My use case is the following : I have continuously produced time-series data + one year history. I want to index them into Elasticsearch in such a way that data is deleted after one year (according to the @timestamp field).
Data streams seem to be the perfect solution for the newly producted time-series data. They get indexed as soon as they are created, and the ILM will delete the associated backing indices at the right moment in one year.
However, I'm stuck with the historical datas. How to index them in such a way that the historical data will be deleted at the right time ? As the rollover is based on the index age and not the documents @timestamp fields, all associated backing indices will be also deleted in one year, even if they contains older data.
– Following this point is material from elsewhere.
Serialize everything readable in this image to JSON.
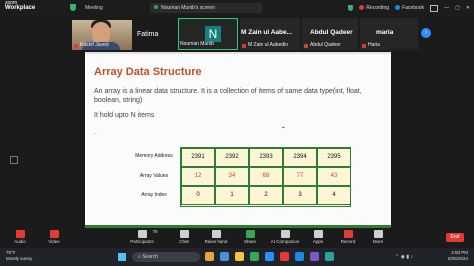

In my use case, this typically means that the oldest historical data will remain two years in the cluster, which is not the expected behaviour.
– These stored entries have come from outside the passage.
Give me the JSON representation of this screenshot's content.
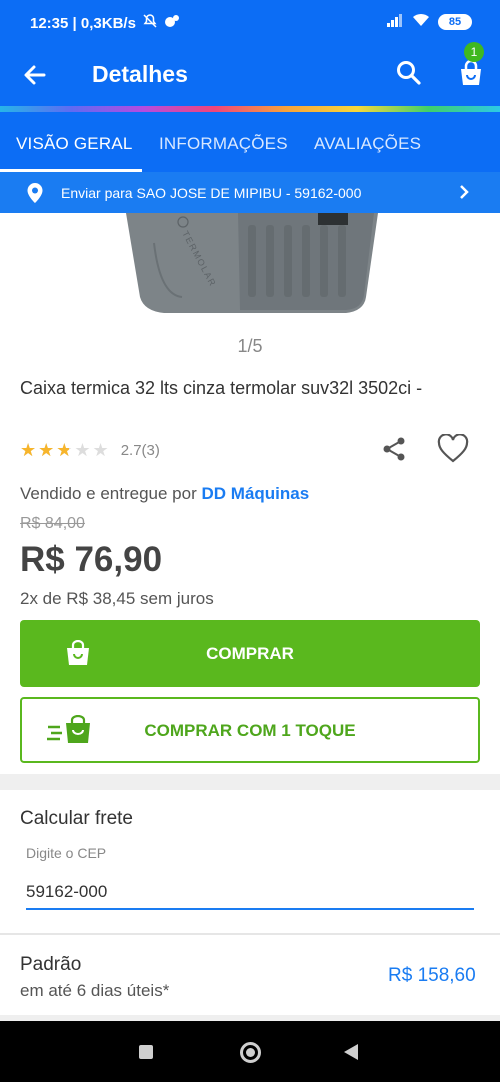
{
  "status_bar": {
    "time_speed": "12:35 | 0,3KB/s",
    "battery": "85",
    "icons": [
      "mute-icon",
      "app-icon",
      "signal-icon",
      "wifi-icon",
      "battery-icon"
    ]
  },
  "app_bar": {
    "title": "Detalhes",
    "cart_count": "1",
    "icons": [
      "back-arrow-icon",
      "search-icon",
      "shopping-bag-icon"
    ]
  },
  "tabs": [
    {
      "label": "VISÃO GERAL",
      "active": true
    },
    {
      "label": "INFORMAÇÕES",
      "active": false
    },
    {
      "label": "AVALIAÇÕES",
      "active": false
    }
  ],
  "shipping_bar": {
    "text": "Enviar para SAO JOSE DE MIPIBU - 59162-000"
  },
  "gallery": {
    "counter": "1/5",
    "brand_text": "TERMOLAR"
  },
  "product": {
    "title": "Caixa termica  32 lts cinza termolar suv32l 3502ci -",
    "rating_text": "2.7(3)",
    "rating_value": 2.7,
    "rating_max": 5,
    "seller_prefix": "Vendido e entregue por",
    "seller_name": "DD Máquinas",
    "old_price": "R$ 84,00",
    "price": "R$ 76,90",
    "installments": "2x de R$ 38,45 sem juros"
  },
  "actions": {
    "buy_label": "COMPRAR",
    "one_touch_label": "COMPRAR COM 1 TOQUE"
  },
  "freight": {
    "title": "Calcular frete",
    "cep_label": "Digite o CEP",
    "cep_value": "59162-000"
  },
  "shipping_option": {
    "name": "Padrão",
    "time": "em até 6 dias úteis*",
    "price": "R$ 158,60"
  },
  "colors": {
    "brand_blue": "#0c6df5",
    "buy_green": "#5ab81e",
    "link_blue": "#1a7cf2",
    "star_gold": "#f7b52b"
  }
}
Do you have any ideas to fix this ?
You have the possibility to override this behavior and provide your own index.lifecycle.origination_date
If specified, this is the timestamp used to calculate the index age for its phase transitions. Use this setting if you create a new index that contains old data and want to use the original creation date to calculate the index age. Specified as a Unix epoch value in milliseconds.
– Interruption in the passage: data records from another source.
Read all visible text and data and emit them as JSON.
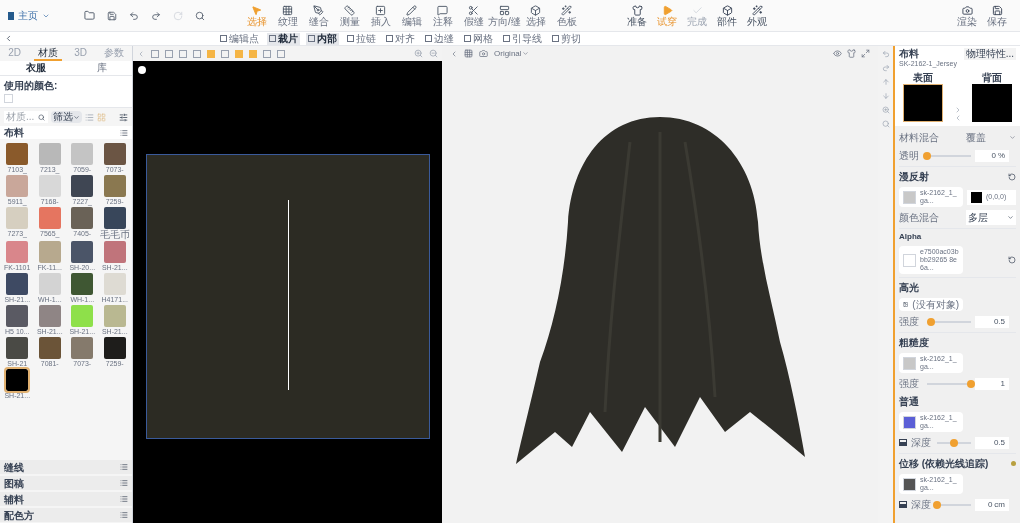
{
  "top_toolbar": {
    "home": "主页",
    "tools": [
      {
        "label": "选择",
        "selected": true
      },
      {
        "label": "纹理",
        "selected": false
      },
      {
        "label": "缝合",
        "selected": false
      },
      {
        "label": "测量",
        "selected": false
      },
      {
        "label": "插入",
        "selected": false
      },
      {
        "label": "编辑",
        "selected": false
      },
      {
        "label": "注释",
        "selected": false
      },
      {
        "label": "假缝",
        "selected": false
      },
      {
        "label": "方向/缝",
        "selected": false
      },
      {
        "label": "选择",
        "selected": false
      },
      {
        "label": "色板",
        "selected": false
      }
    ],
    "sim_tools": [
      {
        "label": "准备",
        "selected": false,
        "disabled": false
      },
      {
        "label": "试穿",
        "selected": true,
        "disabled": false
      },
      {
        "label": "完成",
        "selected": false,
        "disabled": true
      },
      {
        "label": "部件",
        "selected": false,
        "disabled": false
      },
      {
        "label": "外观",
        "selected": false,
        "disabled": false
      }
    ],
    "right_tools": [
      "渲染",
      "保存"
    ]
  },
  "edit_toolbar": [
    {
      "label": "编辑点",
      "selected": false
    },
    {
      "label": "裁片",
      "selected": true
    },
    {
      "label": "内部",
      "selected": true
    },
    {
      "label": "拉链",
      "selected": false
    },
    {
      "label": "对齐",
      "selected": false
    },
    {
      "label": "边缝",
      "selected": false
    },
    {
      "label": "网格",
      "selected": false
    },
    {
      "label": "引导线",
      "selected": false
    },
    {
      "label": "剪切",
      "selected": false
    }
  ],
  "left_panel": {
    "tabs": [
      {
        "label": "2D",
        "selected": false
      },
      {
        "label": "材质",
        "selected": true
      },
      {
        "label": "3D",
        "selected": false
      },
      {
        "label": "参数",
        "selected": false
      }
    ],
    "subtabs": [
      {
        "label": "衣服",
        "selected": true
      },
      {
        "label": "库",
        "selected": false
      }
    ],
    "used_colors_label": "使用的颜色:",
    "search": {
      "placeholder": "材质...",
      "filter": "筛选"
    },
    "fabric_header": "布料",
    "swatches": [
      {
        "label": "7103_",
        "color": "#8a5a2b",
        "selected": false
      },
      {
        "label": "7213_",
        "color": "#b8b8b8",
        "selected": false
      },
      {
        "label": "7059-",
        "color": "#c4c4c4",
        "selected": false
      },
      {
        "label": "7073-",
        "color": "#6b5544",
        "selected": false
      },
      {
        "label": "5911_",
        "color": "#c9a79a",
        "selected": false
      },
      {
        "label": "7168-",
        "color": "#d8d8d8",
        "selected": false
      },
      {
        "label": "7227_",
        "color": "#3f4653",
        "selected": false
      },
      {
        "label": "7259-",
        "color": "#8a7850",
        "selected": false
      },
      {
        "label": "7273_",
        "color": "#d6cfc0",
        "selected": false
      },
      {
        "label": "7565_",
        "color": "#e57560",
        "selected": false
      },
      {
        "label": "7405-",
        "color": "#6a6257",
        "selected": false
      },
      {
        "label": "毛毛币",
        "color": "#38465a",
        "selected": false
      },
      {
        "label": "FK-1101",
        "color": "#d9868b",
        "selected": false
      },
      {
        "label": "FK-11...",
        "color": "#b7a98e",
        "selected": false
      },
      {
        "label": "SH-20...",
        "color": "#4b5568",
        "selected": false
      },
      {
        "label": "SH-21...",
        "color": "#c0747b",
        "selected": false
      },
      {
        "label": "SH-21...",
        "color": "#3e4a63",
        "selected": false
      },
      {
        "label": "WH-1...",
        "color": "#d3d3d3",
        "selected": false
      },
      {
        "label": "WH-1...",
        "color": "#3f5733",
        "selected": false
      },
      {
        "label": "H4171...",
        "color": "#dedbd3",
        "selected": false
      },
      {
        "label": "H5 10...",
        "color": "#5a5a63",
        "selected": false
      },
      {
        "label": "SH-21...",
        "color": "#8f8585",
        "selected": false
      },
      {
        "label": "SH-21...",
        "color": "#8ee04a",
        "selected": false
      },
      {
        "label": "SH-21...",
        "color": "#b9b891",
        "selected": false
      },
      {
        "label": "SH-21",
        "color": "#4a4a45",
        "selected": false
      },
      {
        "label": "7081-",
        "color": "#6b5438",
        "selected": false
      },
      {
        "label": "7073-",
        "color": "#857a6c",
        "selected": false
      },
      {
        "label": "7259-",
        "color": "#1e1d1b",
        "selected": false
      },
      {
        "label": "SH-21...",
        "color": "#000000",
        "selected": true
      }
    ],
    "sections": [
      "缝线",
      "图稿",
      "辅料",
      "配色方"
    ]
  },
  "viewport_3d": {
    "view_mode": "Original"
  },
  "property_panel": {
    "title": "布料",
    "name": "SK-2162-1_Jersey",
    "physics_button": "物理特性...",
    "front_label": "表面",
    "back_label": "背面",
    "material_blend": {
      "label": "材料混合",
      "value": "覆盖",
      "disabled": true
    },
    "opacity": {
      "label": "透明",
      "level": 0,
      "value": "0",
      "unit": "%"
    },
    "diffuse": {
      "title": "漫反射",
      "texture": "sk-2162_1_ga...",
      "color_value": "(0,0,0)",
      "color": "#000000"
    },
    "color_blend": {
      "label": "颜色混合",
      "value": "多层"
    },
    "alpha": {
      "title": "Alpha",
      "texture": "e7500ac03bbb29265 8e6a..."
    },
    "specular": {
      "title": "高光",
      "texture": "(没有对象)",
      "intensity_label": "强度",
      "level": 0.1,
      "value": "0.5"
    },
    "roughness": {
      "title": "粗糙度",
      "texture": "sk-2162_1_ga...",
      "intensity_label": "强度",
      "level": 1,
      "value": "1"
    },
    "normal": {
      "title": "普通",
      "texture": "sk-2162_1_ga...",
      "color": "#5b5fd6",
      "depth_label": "深度",
      "level": 0.5,
      "value": "0.5"
    },
    "displacement": {
      "title": "位移 (依赖光线追踪)",
      "texture": "sk-2162_1_ga...",
      "depth_label": "深度",
      "level": 0,
      "value": "0",
      "unit": "cm"
    }
  }
}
So you can index your old data into your data streams and for each backing index you can dynamically set the timestamp that should correspond to the date the index would have been created if that old historical data had been indexed back then.
PUT .ds-index-xxx/_settings
{
"index.lifecycle.origination_date": "2020-01-01"
}
You can find the max timestamp to use for each backing index using the following query:
POST index/_search
{
"size": 0,
"aggs": {
"index": {
"terms": {
"field": "_index"
},
"aggs": {
"date": {
"max": {
"field": "@timestamp"
}
}
}
}
}
}